Fotokopiler de böyle. Yeryüzünün her köşesinden insan portreleriyle karşılaşıyoruz. Her biri içe işliyor ve okudukça ''İşte'' , diyorsunuz, ''yüzyılımızın tarihi''.
''Kaldırımda Güreşe Tutuşmuş İki Erkek Figürü'' adlı yazı, on üç yaşında ülkesinin ikiye bölündüğü bir sırada iç göçe katılıp sonunda devrimci olmaya karar vermiş bir gencin öyküsü. Otuz bin kişinin başlayıp sekiz binin bitirebildiği yolculuk sonunda annesinden aldığı mektupta şöyle yazıyor: ''Oğlum, bu hayatta bazen pislik yemek zorunda kalırız. Böyle bir şey olursa, sana yemek yemek nasıl öğretildiyse, onu da öyle ye, sonra da ellerini yıka.''
''Sifnos Adası'' adlı yazı, kitapta neredeyse bir insandan çok bir doğa parçasının anlatıldığı tek yazı. Kişisel bir yalnızlığın çevresinde bir doğa parçası anlatılırken, bizim de yakından tanıdığımız bir sorun giriyor araya: ''Yunanistan'dan çalınan ve şimdi yabancı müzelerde sergilenen bütün o heykeller şaşırtıcı derecede duygusallıktan yoksun; onların buraya ait olmalarının bir nedeni de bu. Sanatta duygusallık bir suç ortaklığının bir çeşit kutsanması, bedenle doğa arasındaki bir sürekliliktir. Burada öyle bir suç ortaklığı yok. Klasik heykeltıraşların aradıkları o ünlü 'ideal' , aslında bedenin yalnızlığı için bir avuntuydu.''
Abidin Dino' nun anlatıldığı ''Bir Dostu Konuşuyor'' , bu çok ilginç sanatçımıza yazarın yaklaşımını yansıtıyor. ''Ne zaman onları ziyarete gitsem, oradan kafam uçsuz bucaksız manzaralarla dolu olarak çıkardım.''
Yazıları tek tek anlatmayı denemek bu çağımızın duygusal tarihini yazan insana haksızlık.

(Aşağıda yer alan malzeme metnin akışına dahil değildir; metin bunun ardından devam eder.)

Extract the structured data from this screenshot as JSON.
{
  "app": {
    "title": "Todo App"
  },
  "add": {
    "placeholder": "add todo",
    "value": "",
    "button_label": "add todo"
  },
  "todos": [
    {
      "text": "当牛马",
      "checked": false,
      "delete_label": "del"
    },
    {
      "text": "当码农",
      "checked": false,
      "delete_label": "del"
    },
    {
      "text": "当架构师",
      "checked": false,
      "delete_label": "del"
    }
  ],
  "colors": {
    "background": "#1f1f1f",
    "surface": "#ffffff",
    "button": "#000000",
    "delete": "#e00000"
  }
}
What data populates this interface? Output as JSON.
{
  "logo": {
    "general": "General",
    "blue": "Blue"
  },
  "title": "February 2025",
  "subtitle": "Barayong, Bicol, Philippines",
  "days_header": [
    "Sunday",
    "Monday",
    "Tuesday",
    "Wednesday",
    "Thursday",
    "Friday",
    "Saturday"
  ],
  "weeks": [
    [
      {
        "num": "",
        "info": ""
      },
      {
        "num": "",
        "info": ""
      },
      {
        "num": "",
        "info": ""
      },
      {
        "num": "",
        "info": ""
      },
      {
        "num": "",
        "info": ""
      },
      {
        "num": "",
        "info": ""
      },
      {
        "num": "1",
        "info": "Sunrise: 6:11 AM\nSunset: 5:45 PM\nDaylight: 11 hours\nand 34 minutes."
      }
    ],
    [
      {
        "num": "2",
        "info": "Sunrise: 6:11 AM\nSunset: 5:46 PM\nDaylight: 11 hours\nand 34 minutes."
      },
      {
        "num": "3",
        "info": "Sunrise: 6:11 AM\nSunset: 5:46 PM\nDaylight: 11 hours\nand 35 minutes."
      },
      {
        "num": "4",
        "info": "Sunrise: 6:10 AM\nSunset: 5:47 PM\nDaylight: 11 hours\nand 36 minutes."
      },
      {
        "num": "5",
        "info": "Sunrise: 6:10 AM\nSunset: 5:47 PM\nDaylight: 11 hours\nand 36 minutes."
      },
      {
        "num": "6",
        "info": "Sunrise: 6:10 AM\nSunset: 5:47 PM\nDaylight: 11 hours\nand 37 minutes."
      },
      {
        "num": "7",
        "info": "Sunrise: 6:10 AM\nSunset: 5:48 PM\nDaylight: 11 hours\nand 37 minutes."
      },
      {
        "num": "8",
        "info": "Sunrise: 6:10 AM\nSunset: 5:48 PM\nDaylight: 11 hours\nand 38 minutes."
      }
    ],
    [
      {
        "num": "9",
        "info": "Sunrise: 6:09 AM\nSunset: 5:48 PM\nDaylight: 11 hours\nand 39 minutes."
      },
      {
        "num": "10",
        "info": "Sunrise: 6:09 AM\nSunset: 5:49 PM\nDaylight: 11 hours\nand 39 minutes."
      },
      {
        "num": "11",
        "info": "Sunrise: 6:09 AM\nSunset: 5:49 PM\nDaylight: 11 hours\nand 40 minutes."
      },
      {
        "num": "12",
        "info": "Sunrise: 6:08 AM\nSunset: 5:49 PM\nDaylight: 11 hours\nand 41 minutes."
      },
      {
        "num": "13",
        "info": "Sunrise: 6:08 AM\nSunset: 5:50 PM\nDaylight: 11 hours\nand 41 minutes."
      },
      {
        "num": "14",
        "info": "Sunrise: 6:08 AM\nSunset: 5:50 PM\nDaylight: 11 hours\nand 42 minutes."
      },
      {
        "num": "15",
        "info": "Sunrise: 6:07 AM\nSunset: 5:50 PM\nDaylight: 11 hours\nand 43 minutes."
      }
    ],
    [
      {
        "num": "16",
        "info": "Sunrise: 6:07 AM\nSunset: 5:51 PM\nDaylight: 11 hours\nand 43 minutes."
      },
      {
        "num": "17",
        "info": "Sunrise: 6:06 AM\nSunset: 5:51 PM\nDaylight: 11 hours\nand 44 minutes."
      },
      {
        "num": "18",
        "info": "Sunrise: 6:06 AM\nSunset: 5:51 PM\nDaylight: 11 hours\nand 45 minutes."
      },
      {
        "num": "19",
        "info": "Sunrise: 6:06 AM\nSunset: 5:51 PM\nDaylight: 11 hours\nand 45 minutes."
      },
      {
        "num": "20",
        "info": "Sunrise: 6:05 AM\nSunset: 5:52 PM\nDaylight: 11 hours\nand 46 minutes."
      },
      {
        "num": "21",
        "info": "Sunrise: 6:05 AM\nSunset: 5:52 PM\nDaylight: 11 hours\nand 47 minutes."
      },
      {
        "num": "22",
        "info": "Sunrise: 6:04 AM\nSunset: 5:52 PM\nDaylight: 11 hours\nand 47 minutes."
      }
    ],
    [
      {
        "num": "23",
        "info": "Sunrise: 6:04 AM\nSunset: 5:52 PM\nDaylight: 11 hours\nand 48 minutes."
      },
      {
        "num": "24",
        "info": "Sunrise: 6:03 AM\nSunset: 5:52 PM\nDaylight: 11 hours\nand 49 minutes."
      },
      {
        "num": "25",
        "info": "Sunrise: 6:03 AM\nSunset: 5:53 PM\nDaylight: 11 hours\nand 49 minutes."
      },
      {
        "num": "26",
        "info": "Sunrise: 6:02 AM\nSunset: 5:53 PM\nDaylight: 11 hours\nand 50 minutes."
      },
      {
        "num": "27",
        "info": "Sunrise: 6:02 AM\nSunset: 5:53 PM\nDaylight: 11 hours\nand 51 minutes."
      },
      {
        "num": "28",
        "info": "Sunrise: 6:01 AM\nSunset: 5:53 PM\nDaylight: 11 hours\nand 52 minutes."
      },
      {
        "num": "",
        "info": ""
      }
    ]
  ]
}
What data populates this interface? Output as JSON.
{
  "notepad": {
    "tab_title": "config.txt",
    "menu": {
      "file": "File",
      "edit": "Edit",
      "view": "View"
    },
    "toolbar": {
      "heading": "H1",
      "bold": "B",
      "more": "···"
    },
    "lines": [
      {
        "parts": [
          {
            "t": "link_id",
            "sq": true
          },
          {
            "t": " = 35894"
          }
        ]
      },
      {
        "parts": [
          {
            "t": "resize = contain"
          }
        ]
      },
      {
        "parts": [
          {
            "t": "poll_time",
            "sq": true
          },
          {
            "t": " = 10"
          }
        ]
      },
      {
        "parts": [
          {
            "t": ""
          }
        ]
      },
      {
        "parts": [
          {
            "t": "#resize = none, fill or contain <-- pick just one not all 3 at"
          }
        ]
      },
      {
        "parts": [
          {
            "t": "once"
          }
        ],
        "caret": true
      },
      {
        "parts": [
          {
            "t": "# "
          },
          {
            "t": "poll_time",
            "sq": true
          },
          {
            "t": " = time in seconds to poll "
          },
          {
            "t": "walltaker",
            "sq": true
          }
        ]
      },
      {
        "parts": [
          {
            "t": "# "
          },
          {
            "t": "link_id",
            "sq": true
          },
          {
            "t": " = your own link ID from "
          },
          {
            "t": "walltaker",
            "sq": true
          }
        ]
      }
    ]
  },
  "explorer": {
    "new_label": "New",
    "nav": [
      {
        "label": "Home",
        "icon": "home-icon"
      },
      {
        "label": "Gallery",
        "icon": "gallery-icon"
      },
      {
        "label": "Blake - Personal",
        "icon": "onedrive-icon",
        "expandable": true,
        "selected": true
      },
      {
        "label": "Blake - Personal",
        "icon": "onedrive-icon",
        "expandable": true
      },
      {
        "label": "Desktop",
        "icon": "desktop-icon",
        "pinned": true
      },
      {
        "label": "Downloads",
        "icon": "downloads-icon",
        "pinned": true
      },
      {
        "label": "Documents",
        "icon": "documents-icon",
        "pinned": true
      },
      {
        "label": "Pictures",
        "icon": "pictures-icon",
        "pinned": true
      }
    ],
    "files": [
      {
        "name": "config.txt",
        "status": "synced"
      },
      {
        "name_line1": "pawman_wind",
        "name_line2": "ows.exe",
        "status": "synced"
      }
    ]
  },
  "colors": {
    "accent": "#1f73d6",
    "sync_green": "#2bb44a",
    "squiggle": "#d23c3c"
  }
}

Tek tek, hakkı verilerek okunmalı Fotokopiler'deki yazılar. Hayatın yalnızca bugünle sınırlı, anlık bir şey olmadığını, yeryüzünde bütün yaşananların, aynı zamanda her insanın da hayatının bir parçası olduğu bilincini uyandırıyor bu yazılar.
Yüzyıl'la vedalaşmak için iyi bir olanak John Berger'ın kitabı. İçinizde bıraktığı tortu, geleceğe bakışınızı da etkileyecek.